Relevance of shared memory bank conflicts in Fermi and higher

From what I read in the CUDA documentation, shared memory bank conflicts are irrelevant on sm_20 and higher because values are broadcasted when they are requested simultaneously, preventing any sort of serialization delays.

The documentation:

The shared memory hardware is improved on devices of compute capability 2.x to support multiple broadcast words and to generate fewer bank conflicts for accesses of 8-bits, 16-bits, 64-bits, or 128-bits per thread (Section G.4.3).

Can someone confirm my assertion?

Solution

No they are not "irrelevant".

I believe your confusion may be arising from a common misconception with bank conflicts that "bank" is somehow equal to "location". There is a relationship between bank and location, but it is not necessarily one of equality.

To take a simplified example, suppose we had 4 banks (and let's limit the discussion to 32-bit transactions, and naturally aligned 32 bit storage, e.g. int or float).

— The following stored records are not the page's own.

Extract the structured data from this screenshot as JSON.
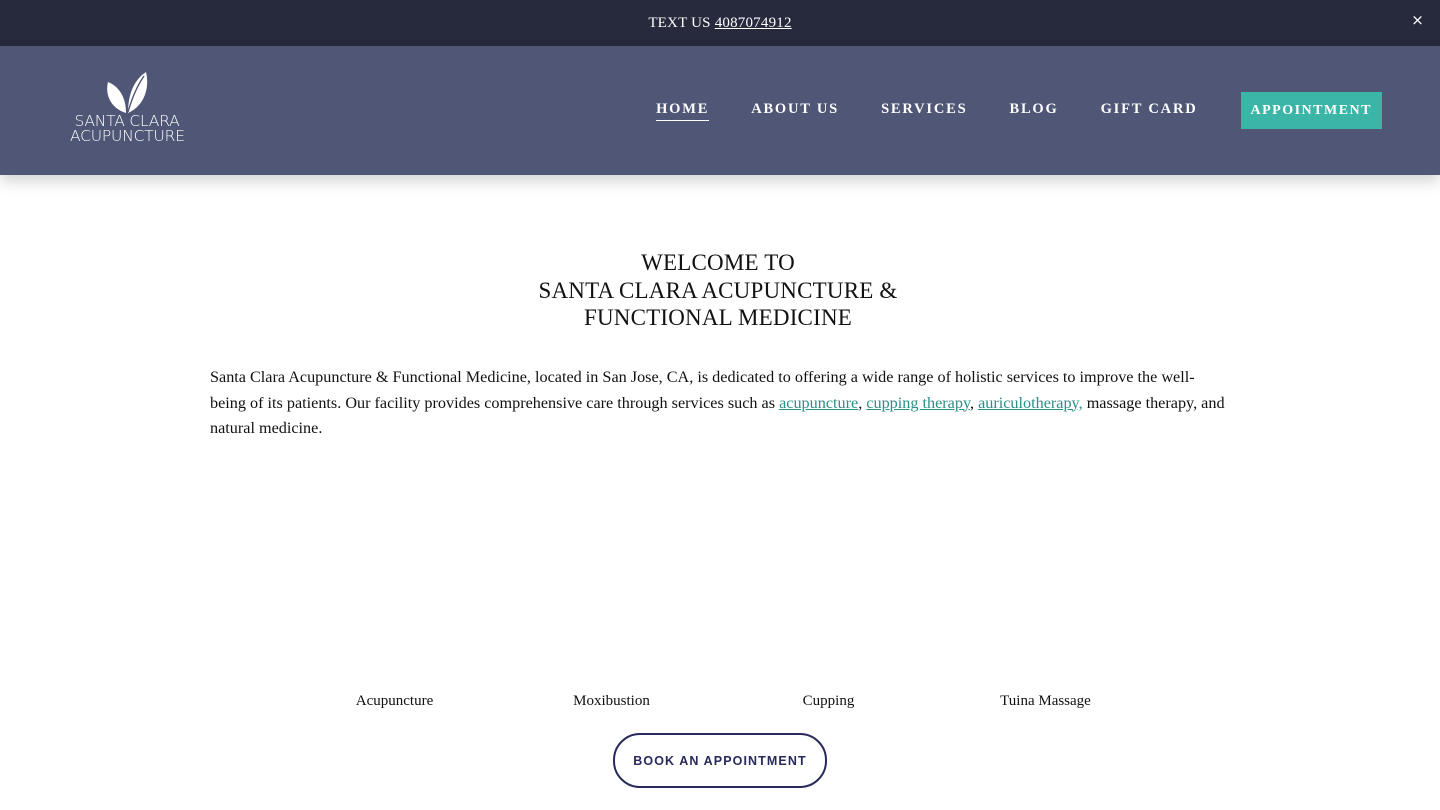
{
  "announcement": {
    "text": "TEXT US",
    "phone": "4087074912",
    "close_label": "×"
  },
  "brand": {
    "line1": "SANTA CLARA",
    "line2": "ACUPUNCTURE",
    "icon": "leaf-icon"
  },
  "nav": {
    "items": [
      {
        "label": "HOME",
        "active": true
      },
      {
        "label": "ABOUT US"
      },
      {
        "label": "SERVICES"
      },
      {
        "label": "BLOG"
      },
      {
        "label": "GIFT CARD"
      }
    ],
    "cta": "APPOINTMENT"
  },
  "welcome": {
    "line1": "WELCOME TO",
    "line2": "SANTA CLARA ACUPUNCTURE &",
    "line3": "FUNCTIONAL MEDICINE"
  },
  "intro": {
    "text_before": "Santa Clara Acupuncture & Functional Medicine, located in San Jose, CA, is dedicated to offering a wide range of holistic services to improve the well-being of its patients. Our facility provides comprehensive care through services such as ",
    "link1": "acupuncture",
    "sep1": ", ",
    "link2": "cupping therapy",
    "sep2": ", ",
    "link3": "auriculotherapy,",
    "text_after": " massage therapy, and natural medicine."
  },
  "services": [
    "Acupuncture",
    "Moxibustion",
    "Cupping",
    "Tuina Massage"
  ],
  "book_button": "BOOK AN APPOINTMENT",
  "colors": {
    "announcement_bg": "#272a3d",
    "header_bg": "#4f5676",
    "accent": "#3ab5a6",
    "link": "#2a8f87",
    "button_border": "#272a5a"
  }
}
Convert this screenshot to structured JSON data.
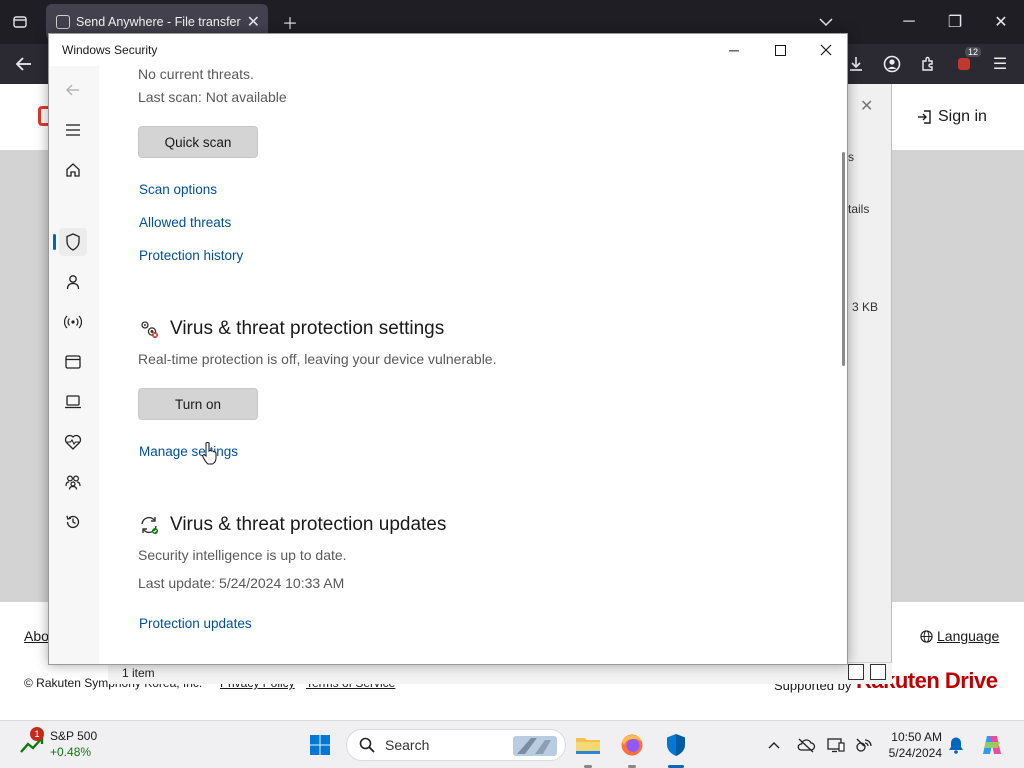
{
  "browser": {
    "tab_title": "Send Anywhere - File transfer",
    "notifications_badge": "12"
  },
  "website": {
    "sign_in": "Sign in",
    "about_link": "Abo",
    "language_link": "Language",
    "copyright": "© Rakuten Symphony Korea, Inc.",
    "privacy_policy": "Privacy Policy",
    "terms": "Terms of Service",
    "supported_by": "Supported by",
    "brand": "Rakuten Drive"
  },
  "file_dialog": {
    "fragment_1": "s",
    "fragment_2": "tails",
    "fragment_3": "3 KB",
    "status": "1 item"
  },
  "security_window": {
    "title": "Windows Security",
    "no_threats": "No current threats.",
    "last_scan": "Last scan: Not available",
    "quick_scan": "Quick scan",
    "scan_options": "Scan options",
    "allowed_threats": "Allowed threats",
    "protection_history": "Protection history",
    "settings_heading": "Virus & threat protection settings",
    "settings_desc": "Real-time protection is off, leaving your device vulnerable.",
    "turn_on": "Turn on",
    "manage_settings": "Manage settings",
    "updates_heading": "Virus & threat protection updates",
    "updates_desc": "Security intelligence is up to date.",
    "last_update": "Last update: 5/24/2024 10:33 AM",
    "protection_updates": "Protection updates"
  },
  "taskbar": {
    "stock_name": "S&P 500",
    "stock_change": "+0.48%",
    "stock_badge": "1",
    "search_placeholder": "Search",
    "time": "10:50 AM",
    "date": "5/24/2024"
  },
  "colors": {
    "link": "#004f9e",
    "accent": "#0067c0",
    "brand_red": "#bf0000"
  }
}
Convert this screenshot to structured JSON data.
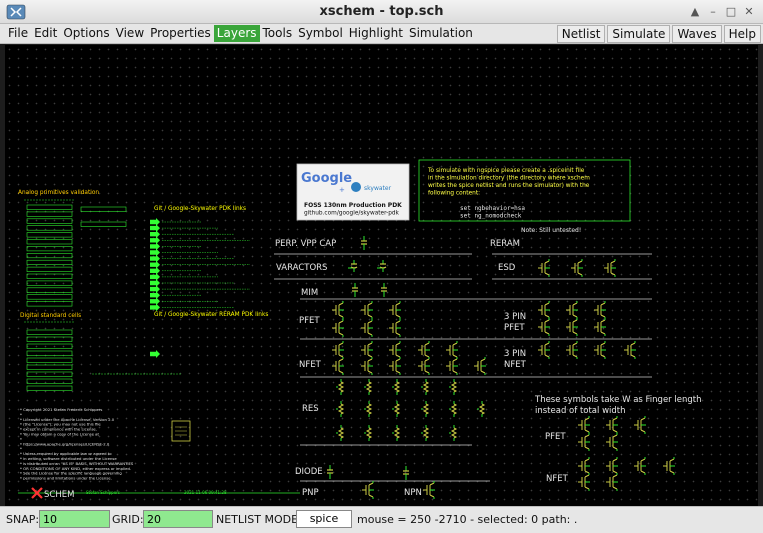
{
  "window": {
    "title": "xschem - top.sch",
    "buttons": {
      "up": "▲",
      "min": "–",
      "max": "□",
      "close": "✕"
    }
  },
  "menu": {
    "left": [
      "File",
      "Edit",
      "Options",
      "View",
      "Properties",
      "Layers",
      "Tools",
      "Symbol",
      "Highlight",
      "Simulation"
    ],
    "right": [
      "Netlist",
      "Simulate",
      "Waves",
      "Help"
    ]
  },
  "schematic": {
    "google_box": {
      "logo_word": "Google",
      "plus": "+",
      "partner": "skywater",
      "title": "FOSS 130nm Production PDK",
      "url": "github.com/google/skywater-pdk"
    },
    "sim_note": {
      "lines": [
        "To simulate with ngspice please create a .spiceinit file",
        "in the simulation directory (the directory where xschem",
        "writes the spice netlist and runs the simulator) with the",
        "following content:"
      ],
      "code": [
        "set ngbehavior=hsa",
        "set ng_nomodcheck"
      ]
    },
    "note_untested": "Note: Still untested!",
    "labels": {
      "analog": "Analog primitives validation",
      "git_links": "Git / Google-Skywater PDK links",
      "digital": "Digital standard cells",
      "reram_links": "Git / Google-Skywater RERAM PDK links",
      "perp": "PERP. VPP CAP",
      "reram": "RERAM",
      "varactors": "VARACTORS",
      "esd": "ESD",
      "mim": "MIM",
      "pfet": "PFET",
      "pin3": "3 PIN",
      "pfet2": "PFET",
      "nfet": "NFET",
      "pin3b": "3 PIN",
      "nfet2": "NFET",
      "res": "RES",
      "finger1": "These symbols take W as Finger length",
      "finger2": "instead of total width",
      "pfet3": "PFET",
      "nfet3": "NFET",
      "diode": "DIODE",
      "pnp": "PNP",
      "npn": "NPN"
    },
    "license": [
      "* Copyright 2021 Stefan Frederik Schippers",
      "*",
      "* Licensed under the Apache License, Version 2.0",
      "* (the \"License\"); you may not use this file",
      "* except in compliance with the License.",
      "* You may obtain a copy of the License at",
      "*",
      "*     https://www.apache.org/licenses/LICENSE-2.0",
      "*",
      "* Unless required by applicable law or agreed to",
      "* in writing, software distributed under the License",
      "* is distributed on an \"AS IS\" BASIS, WITHOUT WARRANTIES",
      "* OR CONDITIONS OF ANY KIND, either express or implied.",
      "* See the License for the specific language governing",
      "* permissions and limitations under the License."
    ],
    "logo": "SCHEM",
    "author": "Stefan Schippers",
    "date": "2021-11-06 09:41:28"
  },
  "statusbar": {
    "snap_label": "SNAP:",
    "snap_value": "10",
    "grid_label": "GRID:",
    "grid_value": "20",
    "netlist_label": "NETLIST MODE:",
    "netlist_value": "spice",
    "mouse_text": "mouse = 250 -2710 - selected: 0 path: ."
  },
  "colors": {
    "wire": "#2ee82e",
    "text": "#e6e6e6",
    "symbol": "#cccc44",
    "accent_yellow": "#ffff44",
    "analog_title": "#ffcc00",
    "git_title": "#ffff00"
  }
}
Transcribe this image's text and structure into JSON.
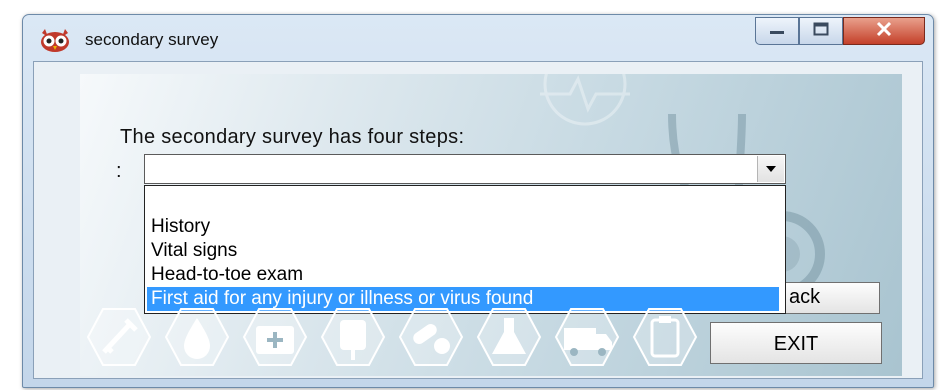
{
  "window": {
    "title": "secondary survey",
    "app_icon": "owl-icon",
    "controls": {
      "minimize": "minimize-icon",
      "maximize": "maximize-icon",
      "close": "close-icon"
    }
  },
  "form": {
    "prompt": "The secondary survey has four steps:",
    "colon": ":",
    "combo": {
      "value": "",
      "arrow": "chevron-down-icon"
    },
    "options": [
      "History",
      "Vital signs",
      "Head-to-toe exam",
      "First aid for any injury or illness or virus found"
    ],
    "selected_index": 3
  },
  "buttons": {
    "back": "ack",
    "exit": "EXIT"
  },
  "decor_icons": [
    "syringe-icon",
    "drop-icon",
    "first-aid-kit-icon",
    "iv-bag-icon",
    "pills-icon",
    "flask-icon",
    "ambulance-icon",
    "clipboard-icon"
  ],
  "colors": {
    "selection": "#3399ff",
    "close_button": "#c4402a",
    "window_frame": "#c3d6ea"
  }
}
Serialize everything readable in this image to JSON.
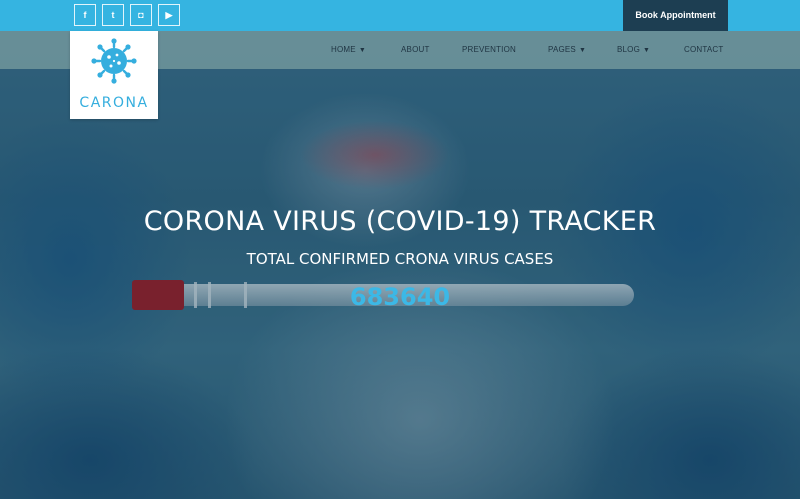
{
  "topbar": {
    "social_icons": [
      {
        "name": "facebook-icon",
        "glyph": "f"
      },
      {
        "name": "twitter-icon",
        "glyph": "t"
      },
      {
        "name": "instagram-icon",
        "glyph": "◘"
      },
      {
        "name": "youtube-icon",
        "glyph": "▶"
      }
    ],
    "book_label": "Book Appointment",
    "bar_color": "#35b4e1",
    "book_bg": "#1d3e52"
  },
  "logo": {
    "text": "CARONA",
    "color": "#35aede",
    "icon": "virus-icon"
  },
  "nav": {
    "items": [
      {
        "label": "HOME",
        "dropdown": true
      },
      {
        "label": "ABOUT",
        "dropdown": false
      },
      {
        "label": "PREVENTION",
        "dropdown": false
      },
      {
        "label": "PAGES",
        "dropdown": true
      },
      {
        "label": "BLOG",
        "dropdown": true
      },
      {
        "label": "CONTACT",
        "dropdown": false
      }
    ],
    "chevron": "▼"
  },
  "hero": {
    "title": "CORONA VIRUS (COVID-19) TRACKER",
    "subtitle": "TOTAL CONFIRMED CRONA VIRUS CASES",
    "count": "683640",
    "count_color": "#3cb8e6"
  }
}
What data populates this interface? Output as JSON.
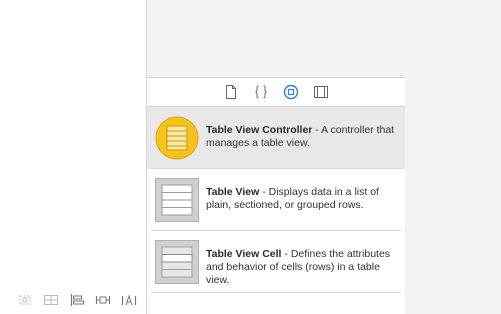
{
  "canvas_toolbar": {
    "icons": [
      "canvas-resolve-icon",
      "embed-in-stack-icon",
      "align-icon",
      "pin-icon",
      "resolve-layout-icon"
    ]
  },
  "library_tabs": [
    {
      "name": "file-inspector-tab",
      "icon": "document-icon",
      "selected": false
    },
    {
      "name": "quick-help-tab",
      "icon": "braces-icon",
      "selected": false
    },
    {
      "name": "object-library-tab",
      "icon": "object-circle-icon",
      "selected": true
    },
    {
      "name": "media-library-tab",
      "icon": "film-icon",
      "selected": false
    }
  ],
  "library_items": [
    {
      "title": "Table View Controller",
      "description": " - A controller that manages a table view.",
      "icon": "table-view-controller-icon",
      "selected": true
    },
    {
      "title": "Table View",
      "description": " - Displays data in a list of plain, sectioned, or grouped rows.",
      "icon": "table-view-icon",
      "selected": false
    },
    {
      "title": "Table View Cell",
      "description": " - Defines the attributes and behavior of cells (rows) in a table view.",
      "icon": "table-view-cell-icon",
      "selected": false
    }
  ],
  "colors": {
    "accent_blue": "#2a7de1",
    "controller_yellow": "#f7c21b",
    "panel_gray": "#f3f3f3",
    "selected_row": "#e8e8e8"
  }
}
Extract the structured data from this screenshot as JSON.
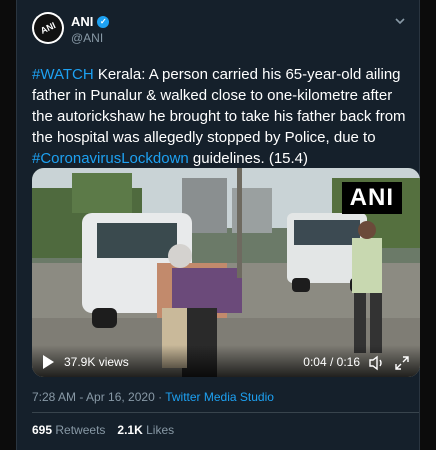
{
  "tweet": {
    "author_name": "ANI",
    "author_handle": "@ANI",
    "avatar_text": "ANI",
    "text_parts": [
      {
        "text": "#WATCH",
        "link": true
      },
      {
        "text": " Kerala: A person carried his 65-year-old ailing father in Punalur & walked close to one-kilometre after the autorickshaw he brought to take his father back from the hospital was allegedly stopped by Police, due to ",
        "link": false
      },
      {
        "text": "#CoronavirusLockdown",
        "link": true
      },
      {
        "text": " guidelines. (15.4)",
        "link": false
      }
    ]
  },
  "media": {
    "watermark": "ANI",
    "views": "37.9K views",
    "time": "0:04 / 0:16"
  },
  "meta": {
    "timestamp": "7:28 AM - Apr 16, 2020",
    "separator": " · ",
    "source": "Twitter Media Studio"
  },
  "stats": {
    "retweets_count": "695",
    "retweets_label": "Retweets",
    "likes_count": "2.1K",
    "likes_label": "Likes"
  },
  "colors": {
    "background": "#15202b",
    "link": "#1da1f2",
    "secondary_text": "#8899a6"
  },
  "icons": [
    "verified-badge-icon",
    "chevron-down-icon",
    "play-icon",
    "volume-icon",
    "fullscreen-icon"
  ]
}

The relationship between banks and locations (int or float index "addresses") is as follows:

address:  bank:
       0      0 <-----------------------Thread 0
       1      1
       2      2     ------Thread 1
       3      3    /
       4      0 <---------Thread 2
       5      1
       6      2 
       7      3
       8      0 <-----------------------Thread 3
...

We see that addresses 1 and 5, for example, are in the same bank, but they are not the same location.

Bank conflicts (on any architecture) can arise whenever two or more threads in a warp are attempting to access data in the same bank as a result of a particular warp transaction (e.g. read from shared memory).

In the pre-fermi case, even if multiple threads read from the same location (i.e. address), this was a bank conflict, as those threads were reading from the same bank.

In the cc2.x or greater case, a broadcast mechanism was introduced. This mechanism has no effect on the general case of bank conflicts, except for one specific case. When multiple threads read from the same location, this is no longer a bank conflict, and all threads reading from that location will receive the data in a particular cycle without serialization.

However, under any circumstances, if multiple threads read from separate locations that are in the same bank, that is a bank conflict, under any current GPU architecture.

In the above picture, if Thread 0 reads from location/address 0, and Thread 3 reads from location/address 8 that will always be a bank conflict on any current architecture (given that this is a simplified example with only 4 banks). If Thread 1 and Thread 2 both read from location/address 4, that is a bank conflict on pre-fermi but not on all fermi devices and beyond.

For a 32 bank arrangement, which is an actual bank configuration, the bank of any location in shared memory is given by the lower 5 bits of the index or offset to that location, regardless of whether that location happens to belong to a int or float array.